Se a Ucrânia fosse um exemplo extremo, então não deveria desviar a atenção das questões sobre comércio, regulamentação, mobilidade ou das mil e uma outras coisas que afectam as pessoas e as empresas que vivem e trabalham além das fronteiras do Reino Unido-UE. Todos exigem uma política mais abrangente e activa por parte dos governos.
Além disso, as prioridades nominais dos partidos candidatos nestas eleições – crescimento económico, melhoria dos serviços públicos, acção em matéria de ambiente – têm todas uma dimensão europeia. Da liberalização comercial à fixação de preços eficaz do carbono e ao acesso a migrantes qualificados, qualquer futuro governo encontrará oportunidades e desafios ao trabalhar com, em torno ou contra a UE.

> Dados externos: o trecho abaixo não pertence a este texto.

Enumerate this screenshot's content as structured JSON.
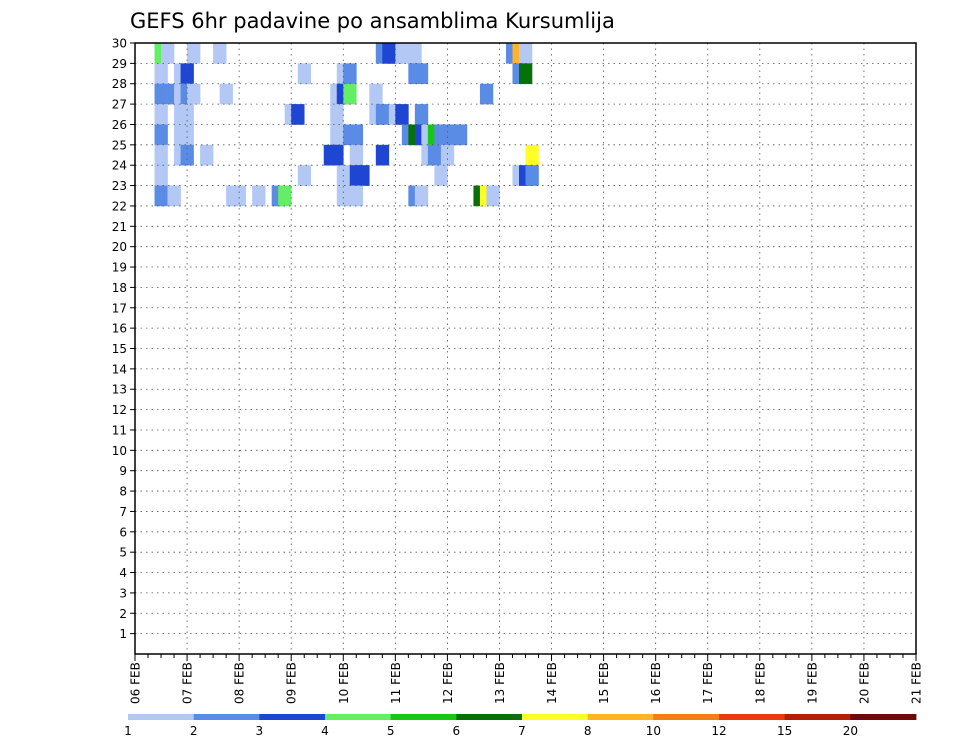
{
  "chart_data": {
    "type": "heatmap",
    "title": "GEFS 6hr padavine po ansamblima Kursumlija",
    "xlabel": "",
    "ylabel": "",
    "ensemble_members": [
      1,
      2,
      3,
      4,
      5,
      6,
      7,
      8,
      9,
      10,
      11,
      12,
      13,
      14,
      15,
      16,
      17,
      18,
      19,
      20,
      21,
      22,
      23,
      24,
      25,
      26,
      27,
      28,
      29,
      30
    ],
    "y_tick_labels": [
      "1",
      "2",
      "3",
      "4",
      "5",
      "6",
      "7",
      "8",
      "9",
      "10",
      "11",
      "12",
      "13",
      "14",
      "15",
      "16",
      "17",
      "18",
      "19",
      "20",
      "21",
      "22",
      "23",
      "24",
      "25",
      "26",
      "27",
      "28",
      "29",
      "30"
    ],
    "x_tick_labels": [
      "06 FEB",
      "07 FEB",
      "08 FEB",
      "09 FEB",
      "10 FEB",
      "11 FEB",
      "12 FEB",
      "13 FEB",
      "14 FEB",
      "15 FEB",
      "16 FEB",
      "17 FEB",
      "18 FEB",
      "19 FEB",
      "20 FEB",
      "21 FEB"
    ],
    "time_steps_per_day": 4,
    "levels": [
      1,
      2,
      3,
      4,
      5,
      6,
      7,
      8,
      10,
      12,
      15,
      20
    ],
    "level_labels": [
      "1",
      "2",
      "3",
      "4",
      "5",
      "6",
      "7",
      "8",
      "10",
      "12",
      "15",
      "20"
    ],
    "colors": [
      "#b4c8f5",
      "#5a8ce6",
      "#1e46d2",
      "#64ee64",
      "#14c814",
      "#087008",
      "#ffff28",
      "#ffb428",
      "#f57d14",
      "#e63c0f",
      "#b41e0a",
      "#6e0a0a"
    ],
    "cells": [
      {
        "m": 30,
        "t": 1.5,
        "l": 3
      },
      {
        "m": 30,
        "t": 2,
        "l": 0
      },
      {
        "m": 30,
        "t": 4,
        "l": 0
      },
      {
        "m": 30,
        "t": 6,
        "l": 0
      },
      {
        "m": 30,
        "t": 18.5,
        "l": 1
      },
      {
        "m": 30,
        "t": 19,
        "l": 2
      },
      {
        "m": 30,
        "t": 19.5,
        "l": 2
      },
      {
        "m": 30,
        "t": 20,
        "l": 0
      },
      {
        "m": 30,
        "t": 20.5,
        "l": 0
      },
      {
        "m": 30,
        "t": 21,
        "l": 0
      },
      {
        "m": 30,
        "t": 28.5,
        "l": 1
      },
      {
        "m": 30,
        "t": 29,
        "l": 7
      },
      {
        "m": 30,
        "t": 29.5,
        "l": 0
      },
      {
        "m": 29,
        "t": 1.5,
        "l": 0
      },
      {
        "m": 29,
        "t": 3,
        "l": 0
      },
      {
        "m": 29,
        "t": 3.5,
        "l": 2
      },
      {
        "m": 29,
        "t": 12.5,
        "l": 0
      },
      {
        "m": 29,
        "t": 15.5,
        "l": 0
      },
      {
        "m": 29,
        "t": 16,
        "l": 1
      },
      {
        "m": 29,
        "t": 21,
        "l": 1
      },
      {
        "m": 29,
        "t": 21.5,
        "l": 1
      },
      {
        "m": 29,
        "t": 29,
        "l": 1
      },
      {
        "m": 29,
        "t": 29.5,
        "l": 5
      },
      {
        "m": 28,
        "t": 1.5,
        "l": 1
      },
      {
        "m": 28,
        "t": 2.5,
        "l": 1
      },
      {
        "m": 28,
        "t": 3,
        "l": 0
      },
      {
        "m": 28,
        "t": 3.5,
        "l": 1
      },
      {
        "m": 28,
        "t": 4,
        "l": 0
      },
      {
        "m": 28,
        "t": 6.5,
        "l": 0
      },
      {
        "m": 28,
        "t": 15,
        "l": 0
      },
      {
        "m": 28,
        "t": 15.5,
        "l": 2
      },
      {
        "m": 28,
        "t": 16,
        "l": 3
      },
      {
        "m": 28,
        "t": 18,
        "l": 0
      },
      {
        "m": 28,
        "t": 26.5,
        "l": 1
      },
      {
        "m": 27,
        "t": 1.5,
        "l": 0
      },
      {
        "m": 27,
        "t": 3,
        "l": 0
      },
      {
        "m": 27,
        "t": 3.5,
        "l": 0
      },
      {
        "m": 27,
        "t": 11.5,
        "l": 0
      },
      {
        "m": 27,
        "t": 12,
        "l": 2
      },
      {
        "m": 27,
        "t": 15,
        "l": 0
      },
      {
        "m": 27,
        "t": 18,
        "l": 0
      },
      {
        "m": 27,
        "t": 18.5,
        "l": 1
      },
      {
        "m": 27,
        "t": 19.5,
        "l": 0
      },
      {
        "m": 27,
        "t": 20,
        "l": 2
      },
      {
        "m": 27,
        "t": 21.5,
        "l": 1
      },
      {
        "m": 26,
        "t": 1.5,
        "l": 1
      },
      {
        "m": 26,
        "t": 3,
        "l": 0
      },
      {
        "m": 26,
        "t": 3.5,
        "l": 0
      },
      {
        "m": 26,
        "t": 15,
        "l": 0
      },
      {
        "m": 26,
        "t": 16,
        "l": 1
      },
      {
        "m": 26,
        "t": 16.5,
        "l": 1
      },
      {
        "m": 26,
        "t": 20.5,
        "l": 1
      },
      {
        "m": 26,
        "t": 21,
        "l": 5
      },
      {
        "m": 26,
        "t": 21.5,
        "l": 2
      },
      {
        "m": 26,
        "t": 22,
        "l": 0
      },
      {
        "m": 26,
        "t": 22.5,
        "l": 4
      },
      {
        "m": 26,
        "t": 23,
        "l": 1
      },
      {
        "m": 26,
        "t": 23.5,
        "l": 1
      },
      {
        "m": 26,
        "t": 24,
        "l": 1
      },
      {
        "m": 26,
        "t": 24.5,
        "l": 1
      },
      {
        "m": 25,
        "t": 1.5,
        "l": 0
      },
      {
        "m": 25,
        "t": 3,
        "l": 0
      },
      {
        "m": 25,
        "t": 3.5,
        "l": 1
      },
      {
        "m": 25,
        "t": 5,
        "l": 0
      },
      {
        "m": 25,
        "t": 14.5,
        "l": 2
      },
      {
        "m": 25,
        "t": 15,
        "l": 2
      },
      {
        "m": 25,
        "t": 16.5,
        "l": 0
      },
      {
        "m": 25,
        "t": 18.5,
        "l": 2
      },
      {
        "m": 25,
        "t": 22,
        "l": 0
      },
      {
        "m": 25,
        "t": 22.5,
        "l": 1
      },
      {
        "m": 25,
        "t": 23,
        "l": 1
      },
      {
        "m": 25,
        "t": 23.5,
        "l": 0
      },
      {
        "m": 25,
        "t": 30,
        "l": 6
      },
      {
        "m": 24,
        "t": 1.5,
        "l": 0
      },
      {
        "m": 24,
        "t": 12.5,
        "l": 0
      },
      {
        "m": 24,
        "t": 15.5,
        "l": 0
      },
      {
        "m": 24,
        "t": 16.5,
        "l": 2
      },
      {
        "m": 24,
        "t": 17,
        "l": 2
      },
      {
        "m": 24,
        "t": 23,
        "l": 0
      },
      {
        "m": 24,
        "t": 29,
        "l": 0
      },
      {
        "m": 24,
        "t": 29.5,
        "l": 2
      },
      {
        "m": 24,
        "t": 30,
        "l": 1
      },
      {
        "m": 23,
        "t": 1.5,
        "l": 1
      },
      {
        "m": 23,
        "t": 2.5,
        "l": 0
      },
      {
        "m": 23,
        "t": 7,
        "l": 0
      },
      {
        "m": 23,
        "t": 7.5,
        "l": 0
      },
      {
        "m": 23,
        "t": 9,
        "l": 0
      },
      {
        "m": 23,
        "t": 10.5,
        "l": 1
      },
      {
        "m": 23,
        "t": 11,
        "l": 3
      },
      {
        "m": 23,
        "t": 15.5,
        "l": 0
      },
      {
        "m": 23,
        "t": 16.5,
        "l": 0
      },
      {
        "m": 23,
        "t": 21,
        "l": 1
      },
      {
        "m": 23,
        "t": 21.5,
        "l": 0
      },
      {
        "m": 23,
        "t": 26,
        "l": 5
      },
      {
        "m": 23,
        "t": 26.5,
        "l": 6
      },
      {
        "m": 23,
        "t": 27,
        "l": 0
      }
    ]
  }
}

A falta de discussão pública é um problema. Mas, mais fundamentalmente, todas as partes podem considerar como a incapacidade de identificar e gerir essas ligações cruzadas afecta todos os seus programas. Isto é verdade independentemente do que uma parte queira e independentemente da relação que exista com a UE.
Cameron pode ter tido razão ao não “ insistir” nessas questões, mas isso não é o mesmo que ignorar uma parte essencial e inevitável do cenário internacional em que o Reino Unido opera.
Quanto menos os políticos falarem agora sobre as escolhas a fazer e as consequências que estas poderão ter, mais terão de combater situações nos próximos anos.